EN PORTADA / ETA no renuncia a la autodeterminación ni a Navarra
Otegi, el socio indeseable de Zapatero
Por Enrique de Diego y Miguel Gil
Jueves, 15 de diciembre 2005
Crece el nerviosismo en Moncloa, mientras Arnaldo Otegi emplaza, como si de un socio se tratara, al gobierno a avanzar por el camino de la cesión. Y avisa de que ETA no va a renunciar a nada.
EL acercamiento del Gobierno a ETA, la percepción de Zapatero como un miembro del club de Perpiñán, está provocando un rechazo social que el PSOE no había calculado. De hecho, fuentes políticas, conocedoras de las interioridades de ETA, afirman que la banda ha hecho una exigencia al Ejecutivo cuyo alto coste ha paralizado las conversaciones. De manera pública, Arnaldo Otegi le ha recordado a Zapatero que ETA está donde siempre: autodeterminación y Navarra. José Blanco, secretario de Organización, ha llegado a salir a decir que el PSOE no ha autorizado ningún contacto. El socio indeseable de Zapatero, Arnaldo Otegi, le ha hecho, por su parte, un favor envenenado confirmando el interés, casi tutelaje, de ETA respecto al Estatut y la condición de que “nación” no desaparezca del texto.

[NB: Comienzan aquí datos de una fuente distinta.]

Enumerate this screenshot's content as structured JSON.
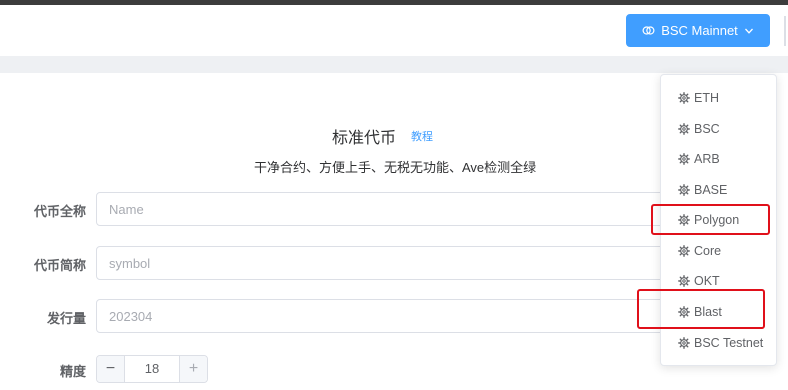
{
  "header": {
    "network_button": {
      "label": "BSC Mainnet",
      "icon": "network-icon"
    }
  },
  "page": {
    "title": "标准代币",
    "tutorial_link": "教程",
    "subtitle": "干净合约、方便上手、无税无功能、Ave检测全绿"
  },
  "form": {
    "name": {
      "label": "代币全称",
      "placeholder": "Name",
      "value": ""
    },
    "symbol": {
      "label": "代币简称",
      "placeholder": "symbol",
      "value": ""
    },
    "supply": {
      "label": "发行量",
      "placeholder": "202304",
      "value": ""
    },
    "decimals": {
      "label": "精度",
      "value": "18",
      "decrement": "−",
      "increment": "+"
    }
  },
  "network_dropdown": {
    "items": [
      {
        "label": "ETH"
      },
      {
        "label": "BSC"
      },
      {
        "label": "ARB"
      },
      {
        "label": "BASE"
      },
      {
        "label": "Polygon"
      },
      {
        "label": "Core"
      },
      {
        "label": "OKT"
      },
      {
        "label": "Blast"
      },
      {
        "label": "BSC Testnet"
      }
    ],
    "highlighted": [
      "Polygon",
      "Blast"
    ]
  },
  "colors": {
    "primary": "#409eff",
    "highlight": "#e0101a"
  }
}
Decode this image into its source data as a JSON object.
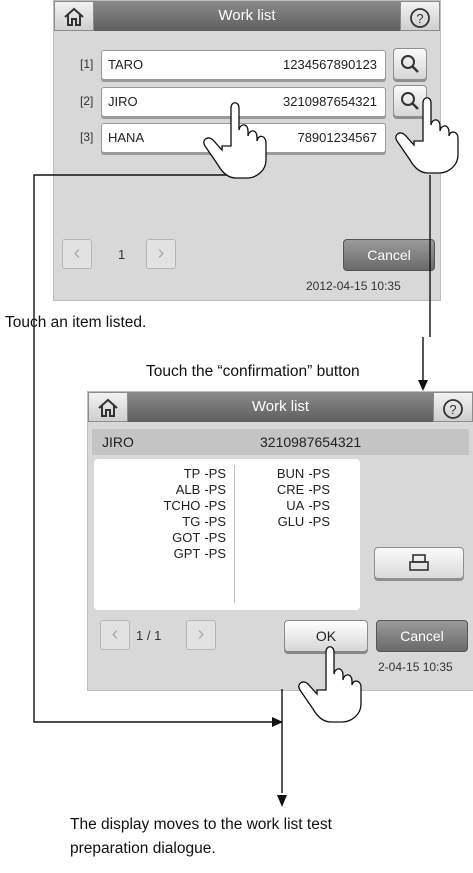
{
  "screen1": {
    "title": "Work list",
    "rows": [
      {
        "index": "[1]",
        "name": "TARO",
        "id": "1234567890123"
      },
      {
        "index": "[2]",
        "name": "JIRO",
        "id": "3210987654321"
      },
      {
        "index": "[3]",
        "name": "HANA",
        "id": "78901234567"
      }
    ],
    "page": "1",
    "cancel_label": "Cancel",
    "timestamp": "2012-04-15 10:35"
  },
  "screen2": {
    "title": "Work list",
    "patient_name": "JIRO",
    "patient_id": "3210987654321",
    "tests_left": [
      {
        "name": "TP",
        "result": "-PS"
      },
      {
        "name": "ALB",
        "result": "-PS"
      },
      {
        "name": "TCHO",
        "result": "-PS"
      },
      {
        "name": "TG",
        "result": "-PS"
      },
      {
        "name": "GOT",
        "result": "-PS"
      },
      {
        "name": "GPT",
        "result": "-PS"
      }
    ],
    "tests_right": [
      {
        "name": "BUN",
        "result": "-PS"
      },
      {
        "name": "CRE",
        "result": "-PS"
      },
      {
        "name": "UA",
        "result": "-PS"
      },
      {
        "name": "GLU",
        "result": "-PS"
      }
    ],
    "page": "1 / 1",
    "ok_label": "OK",
    "cancel_label": "Cancel",
    "timestamp": "2-04-15 10:35"
  },
  "captions": {
    "touch_item": "Touch an item listed.",
    "touch_confirm": "Touch the “confirmation” button",
    "result_line1": "The display moves to the work list test",
    "result_line2": "preparation dialogue."
  },
  "icons": [
    "home-icon",
    "help-icon",
    "search-icon",
    "print-icon",
    "chevron-left-icon",
    "chevron-right-icon",
    "pointing-hand-icon"
  ]
}
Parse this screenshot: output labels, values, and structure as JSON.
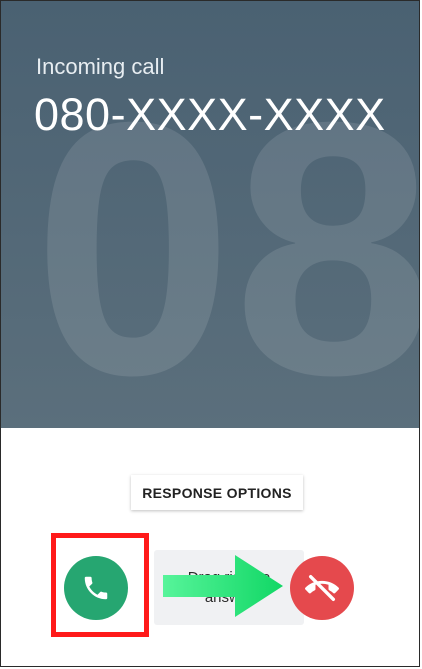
{
  "call": {
    "status_label": "Incoming call",
    "number": "080-XXXX-XXXX",
    "monogram": "08"
  },
  "controls": {
    "response_options_label": "RESPONSE OPTIONS",
    "drag_hint": "Drag right to answer",
    "answer_icon": "phone-icon",
    "decline_icon": "phone-hangup-icon"
  },
  "colors": {
    "panel": "#4a6172",
    "answer": "#26a671",
    "decline": "#e5494d",
    "highlight": "#ff1a1a",
    "arrow": "#22e57a"
  }
}
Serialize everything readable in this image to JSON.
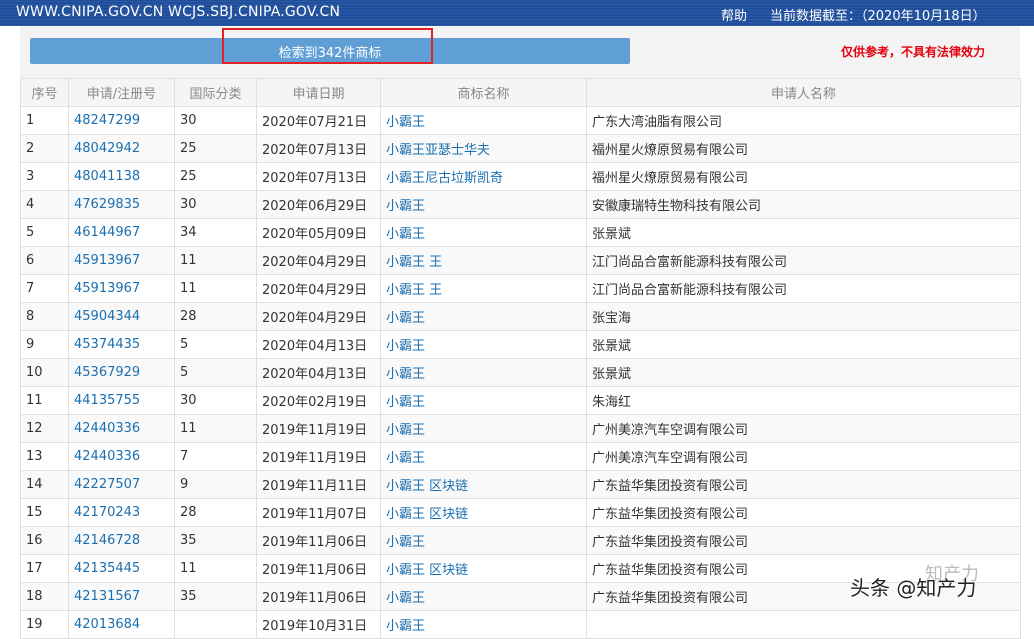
{
  "header": {
    "site_url": "WWW.CNIPA.GOV.CN WCJS.SBJ.CNIPA.GOV.CN",
    "help": "帮助",
    "data_date": "当前数据截至：（2020年10月18日）"
  },
  "summary": {
    "result_text": "检索到342件商标",
    "disclaimer": "仅供参考，不具有法律效力"
  },
  "table": {
    "columns": [
      "序号",
      "申请/注册号",
      "国际分类",
      "申请日期",
      "商标名称",
      "申请人名称"
    ],
    "rows": [
      {
        "seq": "1",
        "reg_no": "48247299",
        "class": "30",
        "date": "2020年07月21日",
        "name": "小霸王",
        "applicant": "广东大湾油脂有限公司"
      },
      {
        "seq": "2",
        "reg_no": "48042942",
        "class": "25",
        "date": "2020年07月13日",
        "name": "小霸王亚瑟士华夫",
        "applicant": "福州星火燎原贸易有限公司"
      },
      {
        "seq": "3",
        "reg_no": "48041138",
        "class": "25",
        "date": "2020年07月13日",
        "name": "小霸王尼古垃斯凯奇",
        "applicant": "福州星火燎原贸易有限公司"
      },
      {
        "seq": "4",
        "reg_no": "47629835",
        "class": "30",
        "date": "2020年06月29日",
        "name": "小霸王",
        "applicant": "安徽康瑞特生物科技有限公司"
      },
      {
        "seq": "5",
        "reg_no": "46144967",
        "class": "34",
        "date": "2020年05月09日",
        "name": "小霸王",
        "applicant": "张景斌"
      },
      {
        "seq": "6",
        "reg_no": "45913967",
        "class": "11",
        "date": "2020年04月29日",
        "name": "小霸王 王",
        "applicant": "江门尚品合富新能源科技有限公司"
      },
      {
        "seq": "7",
        "reg_no": "45913967",
        "class": "11",
        "date": "2020年04月29日",
        "name": "小霸王 王",
        "applicant": "江门尚品合富新能源科技有限公司"
      },
      {
        "seq": "8",
        "reg_no": "45904344",
        "class": "28",
        "date": "2020年04月29日",
        "name": "小霸王",
        "applicant": "张宝海"
      },
      {
        "seq": "9",
        "reg_no": "45374435",
        "class": "5",
        "date": "2020年04月13日",
        "name": "小霸王",
        "applicant": "张景斌"
      },
      {
        "seq": "10",
        "reg_no": "45367929",
        "class": "5",
        "date": "2020年04月13日",
        "name": "小霸王",
        "applicant": "张景斌"
      },
      {
        "seq": "11",
        "reg_no": "44135755",
        "class": "30",
        "date": "2020年02月19日",
        "name": "小霸王",
        "applicant": "朱海红"
      },
      {
        "seq": "12",
        "reg_no": "42440336",
        "class": "11",
        "date": "2019年11月19日",
        "name": "小霸王",
        "applicant": "广州美凉汽车空调有限公司"
      },
      {
        "seq": "13",
        "reg_no": "42440336",
        "class": "7",
        "date": "2019年11月19日",
        "name": "小霸王",
        "applicant": "广州美凉汽车空调有限公司"
      },
      {
        "seq": "14",
        "reg_no": "42227507",
        "class": "9",
        "date": "2019年11月11日",
        "name": "小霸王 区块链",
        "applicant": "广东益华集团投资有限公司"
      },
      {
        "seq": "15",
        "reg_no": "42170243",
        "class": "28",
        "date": "2019年11月07日",
        "name": "小霸王 区块链",
        "applicant": "广东益华集团投资有限公司"
      },
      {
        "seq": "16",
        "reg_no": "42146728",
        "class": "35",
        "date": "2019年11月06日",
        "name": "小霸王",
        "applicant": "广东益华集团投资有限公司"
      },
      {
        "seq": "17",
        "reg_no": "42135445",
        "class": "11",
        "date": "2019年11月06日",
        "name": "小霸王 区块链",
        "applicant": "广东益华集团投资有限公司"
      },
      {
        "seq": "18",
        "reg_no": "42131567",
        "class": "35",
        "date": "2019年11月06日",
        "name": "小霸王",
        "applicant": "广东益华集团投资有限公司"
      },
      {
        "seq": "19",
        "reg_no": "42013684",
        "class": "",
        "date": "2019年10月31日",
        "name": "小霸王",
        "applicant": ""
      }
    ]
  },
  "watermark": {
    "text": "头条 @知产力",
    "faint_text": "知产力"
  }
}
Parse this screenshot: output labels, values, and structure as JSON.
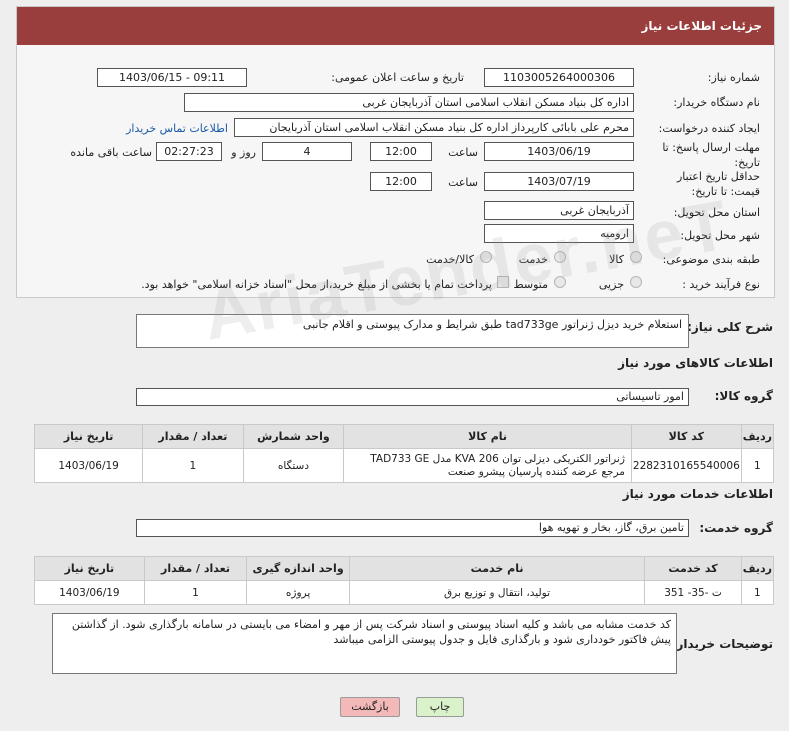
{
  "header": {
    "title": "جزئیات اطلاعات نیاز"
  },
  "fields": {
    "need_number_label": "شماره نیاز:",
    "need_number": "1103005264000306",
    "announce_label": "تاریخ و ساعت اعلان عمومی:",
    "announce_value": "1403/06/15 - 09:11",
    "buyer_label": "نام دستگاه خریدار:",
    "buyer_value": "اداره کل بنیاد مسکن انقلاب اسلامی استان آذربایجان غربی",
    "requester_label": "ایجاد کننده درخواست:",
    "requester_value": "محرم علی بابائی کارپرداز اداره کل بنیاد مسکن انقلاب اسلامی استان آذربایجان",
    "contact_link": "اطلاعات تماس خریدار",
    "deadline_label": "مهلت ارسال پاسخ: تا تاریخ:",
    "deadline_date": "1403/06/19",
    "time_label": "ساعت",
    "deadline_time": "12:00",
    "days_value": "4",
    "days_label": "روز و",
    "remaining_time": "02:27:23",
    "remaining_label": "ساعت باقی مانده",
    "validity_label": "حداقل تاریخ اعتبار قیمت: تا تاریخ:",
    "validity_date": "1403/07/19",
    "validity_time": "12:00",
    "province_label": "استان محل تحویل:",
    "province_value": "آذربایجان غربی",
    "city_label": "شهر محل تحویل:",
    "city_value": "ارومیه",
    "category_label": "طبقه بندی موضوعی:",
    "category_options": [
      "کالا",
      "خدمت",
      "کالا/خدمت"
    ],
    "process_label": "نوع فرآیند خرید :",
    "process_options": [
      "جزیی",
      "متوسط"
    ],
    "payment_note": "پرداخت تمام یا بخشی از مبلغ خرید،از محل \"اسناد خزانه اسلامی\" خواهد بود."
  },
  "description": {
    "label": "شرح کلی نیاز:",
    "value": "استعلام خرید دیزل ژنراتور tad733ge طبق شرایط و مدارک پیوستی و اقلام جانبی"
  },
  "goods": {
    "section_title": "اطلاعات کالاهای مورد نیاز",
    "group_label": "گروه کالا:",
    "group_value": "امور تاسیساتی",
    "headers": [
      "ردیف",
      "کد کالا",
      "نام کالا",
      "واحد شمارش",
      "تعداد / مقدار",
      "تاریخ نیاز"
    ],
    "rows": [
      {
        "row": "1",
        "code": "2282310165540006",
        "name": "ژنراتور الکتریکی دیزلی توان 206 KVA مدل TAD733 GE مرجع عرضه کننده پارسیان پیشرو صنعت",
        "unit": "دستگاه",
        "qty": "1",
        "date": "1403/06/19"
      }
    ]
  },
  "services": {
    "section_title": "اطلاعات خدمات مورد نیاز",
    "group_label": "گروه خدمت:",
    "group_value": "تامین برق، گاز، بخار و تهویه هوا",
    "headers": [
      "ردیف",
      "کد خدمت",
      "نام خدمت",
      "واحد اندازه گیری",
      "تعداد / مقدار",
      "تاریخ نیاز"
    ],
    "rows": [
      {
        "row": "1",
        "code": "ت -35- 351",
        "name": "تولید، انتقال و توزیع برق",
        "unit": "پروژه",
        "qty": "1",
        "date": "1403/06/19"
      }
    ]
  },
  "buyer_notes": {
    "label": "توضیحات خریدار:",
    "value": "کد خدمت مشابه می باشد و کلیه اسناد پیوستی و اسناد شرکت پس از مهر و امضاء می بایستی در سامانه بارگذاری شود. از گذاشتن پیش فاکتور خودداری شود و بارگذاری فایل و جدول پیوستی الزامی میباشد"
  },
  "buttons": {
    "print": "چاپ",
    "back": "بازگشت"
  },
  "watermark": "AriaTender.neT",
  "colors": {
    "header_bg": "#9a3d3d",
    "link": "#1a5aa8",
    "back_button_bg": "#f3b8b8",
    "print_button_bg": "#d9f2c9"
  }
}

El Ejecutivo empieza a darse cuenta del desgaste que representa estar en tratos con terroristas, aventurar -como ha hecho Patxi López- futuros pactos de gobierno ¡con Batasuna! o que Otegi dé ruedas de prensa mirando por encima del hombro a Zapatero o dando por sobreentendidos elevados precios políticos.
Un escenario mucho peor para el Gobierno que estar bailando con lobos. El historial de Otegi es, de hecho, el de un terrorista precoz; un bon vivant de los del tiro en la nuca, un duro con una pátina de cinismo.
A LOS 21 AÑOS, EL PRIMER SECUESTRO
Arnaldo Otegi estaba a punto de cumplir 21 años cuando el comando de ETA que dirigía -según informes de los cuerpos y fuerzas de seguridad del Estado- intentó secuestrar en 1979 a Gabriel Cisneros, entonces responsable de información de UCD y hoy diputado del PP. El político llegaba tarde a casa. Había estado reunido en el edificio Semillas del palacio de la Moncloa preparando papeles sobre el Estatuto vasco, que al día siguiente sería discutido en comisión. Cisneros trabajaba fijando la posición de UCD sobre el Estatuto de Guernica, materia sobre la que, unos días antes, había publicado un artículo muy crítico en La Hoja del lunes.